ALBERT PLUTE, PLAINTIFF,
v.
ROADWAY PACKAGE SYSTEM, INC., DBA RPS INC., FDX INC., DBA FEDEX GROUND INC., STACY SHOUN, MARK FREEL AND DOES 1-20, DEFENDANTS.



The opinion of the court was delivered by: Illston, District Judge.

ORDER GRANTING MOTION TO REMAND; DENYING AS MOOT MOTIONS TO STRIKE, TO STAY AND TO COMPEL ARBITRATION; AND REMANDING ACTION TO THE ALAMEDA COUNTY SUPERIOR COURT

On April 18, 2001, the Court heard argument on plaintiff's motion to remand and defendants' motion to strike and motion to stay this action and compel arbitration. Having carefully considered the arguments of the parties and the papers submitted, the Court hereby GRANTS plaintiff's motion and DENIES defendants' motions as moot, for the reasons set forth below.

BACKGROUND

This employment discrimination action involves plaintiff Albert Plute's experience as a delivery driver for defendant FedEx Ground, Inc. ("FedEx").*fn1 Plute began working for FedEx in August 1994. Compl. ¶ 16. He claims that FedEx and two of his supervisors, Stacy Shoun ("Shoun") and Mark Freel ("Freel"), subjected him to discriminatory comments and unequal terms of employment on account of his age. See Compl. ¶¶ 21-24. Plute is over the age of 40. Compl. ¶ 17. Beginning in 1995, Plute complained about and participated in an investigation of the alleged wrongful treatment. Compl. ¶ 19. He claims that defendants nonetheless continued their behavior and retaliated against him for exercising his rights. Compl. ¶¶ 23-24. On or about August 18, 1999, FedEx terminated Plute. Compl. ¶ 25.

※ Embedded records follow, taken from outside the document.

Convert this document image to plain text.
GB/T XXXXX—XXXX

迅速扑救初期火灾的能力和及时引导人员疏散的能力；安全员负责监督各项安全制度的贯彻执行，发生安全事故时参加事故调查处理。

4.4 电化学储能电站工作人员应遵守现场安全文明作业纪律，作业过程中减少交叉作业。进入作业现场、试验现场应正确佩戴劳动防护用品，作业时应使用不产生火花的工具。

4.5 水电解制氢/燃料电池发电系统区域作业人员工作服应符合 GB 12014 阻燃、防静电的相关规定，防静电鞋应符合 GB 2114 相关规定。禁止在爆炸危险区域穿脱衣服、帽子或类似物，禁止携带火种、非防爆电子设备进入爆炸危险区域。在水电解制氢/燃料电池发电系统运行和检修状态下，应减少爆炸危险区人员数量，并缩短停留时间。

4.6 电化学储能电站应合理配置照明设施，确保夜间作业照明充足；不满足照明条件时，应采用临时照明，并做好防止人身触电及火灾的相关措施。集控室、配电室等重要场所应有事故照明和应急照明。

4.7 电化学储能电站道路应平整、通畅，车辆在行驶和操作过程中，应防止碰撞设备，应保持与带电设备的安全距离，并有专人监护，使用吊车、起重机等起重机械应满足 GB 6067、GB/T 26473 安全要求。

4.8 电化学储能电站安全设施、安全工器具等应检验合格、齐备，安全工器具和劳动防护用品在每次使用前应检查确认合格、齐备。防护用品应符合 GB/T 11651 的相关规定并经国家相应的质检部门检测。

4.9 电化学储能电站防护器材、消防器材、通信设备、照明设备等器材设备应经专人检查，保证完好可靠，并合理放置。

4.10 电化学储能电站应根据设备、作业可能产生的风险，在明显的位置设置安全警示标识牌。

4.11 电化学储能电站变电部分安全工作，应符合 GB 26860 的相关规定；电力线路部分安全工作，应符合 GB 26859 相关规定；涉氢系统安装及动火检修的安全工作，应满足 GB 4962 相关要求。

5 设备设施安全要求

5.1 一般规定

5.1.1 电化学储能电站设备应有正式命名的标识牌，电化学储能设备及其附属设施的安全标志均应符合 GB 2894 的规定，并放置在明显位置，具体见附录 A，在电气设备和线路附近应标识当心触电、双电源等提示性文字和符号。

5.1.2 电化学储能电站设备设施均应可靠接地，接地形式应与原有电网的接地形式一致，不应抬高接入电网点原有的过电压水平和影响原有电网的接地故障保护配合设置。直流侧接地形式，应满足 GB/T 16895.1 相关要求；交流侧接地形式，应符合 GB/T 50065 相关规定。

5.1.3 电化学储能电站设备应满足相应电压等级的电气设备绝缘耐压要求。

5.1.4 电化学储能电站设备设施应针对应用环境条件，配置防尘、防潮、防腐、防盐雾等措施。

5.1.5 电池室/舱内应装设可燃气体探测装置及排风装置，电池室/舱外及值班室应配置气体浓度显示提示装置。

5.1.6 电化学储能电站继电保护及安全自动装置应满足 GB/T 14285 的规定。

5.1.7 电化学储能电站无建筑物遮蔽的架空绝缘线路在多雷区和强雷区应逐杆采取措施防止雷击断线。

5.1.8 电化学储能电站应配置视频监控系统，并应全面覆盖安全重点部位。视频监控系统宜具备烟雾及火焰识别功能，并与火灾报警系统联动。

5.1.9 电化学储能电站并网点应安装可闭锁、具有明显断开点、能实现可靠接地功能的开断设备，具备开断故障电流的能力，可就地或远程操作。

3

Plute filed suit in Alameda County Superior Court on August 16, 2000, against FedEx and his supervisors in their individual capacity, alleging age discrimination and retaliation in violation of the California Fair Employment and Housing Act ("FEHA"), breach of contract, intentional infliction of emotional distress, and an alternative claim under the Unruh Act. FedEx removed the action to this Court on January 22, 2001, on the basis of diversity jurisdiction. See Notice of Removal ¶ 1. Plute is a California resident, and FedEx is a Delaware corporation with its principal place of business is in Pennsylvania. Id. at ¶¶ 2-3. According to FedEx, California residents Shoun and Freel were fraudulently joined in the action in order to defeat complete diversity of citizenship. Id. at ¶ 5.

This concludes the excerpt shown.